Attention Biotech Investors: Mark Your Calendar For These May PDUFA Action Dates

Even amid the thick of earnings season, biotech stocks sway to the din produced by catalytic events, which include PDUFA action dates.

Here's a rundown on the PDUFA dates scheduled for the month of May.

1. Will Second Time Be Charm For Portola?

  • Company: Portola Pharmaceuticals Inc PTLA
  • Type of Application: BLA
  • Candidate: Andexanet alfa
  • Indication: A factor Xa inhibitor (anti-coagulants) reversal agent
  • Date: May 4

The FDA had issued a CRL for the pipeline candidate in August 2016. Following a resubmission, the agency set a revised PDUFA date of Feb. 2, 2018, which was extended by three months to give enough time to parse additional data from the ongoing ANNEXA-4 study.

2. Will FDA Go Against Panel Vote On Lipocine's Testosterone Deficiency Drug?

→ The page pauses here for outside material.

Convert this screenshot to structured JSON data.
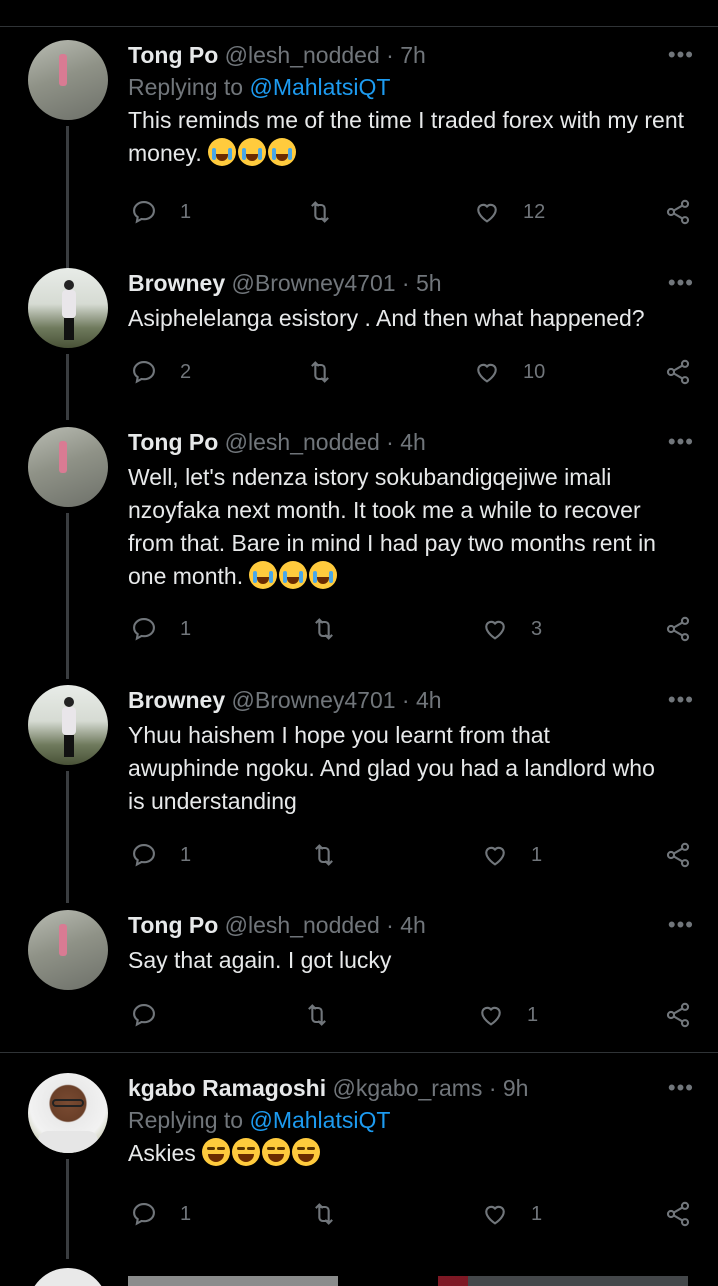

  • Company: Lipocine Inc LPCN
  • Type of Application: NDA
  • Candidate: Tlando (LPCN 1021)
  • Indication: conditions associated with a deficiency of endogenous testosterone, aka hypogonadism
  • Date: May 8

The regulatory path for this testosterone replacement therapy has been rocky, as the FDA issued a CRL in June 2016, requesting additional information related to the dosing algorithm for the proposed label. Following a resubmission, the FDA accepted the application as a complete response and set a new PDUFA goal date of Feb. 8, which was subsequently extended by three months.

The company suffered another setback as an FDA panel, which met in January, voted 13-6 against the benefit/risk profile of Tlando.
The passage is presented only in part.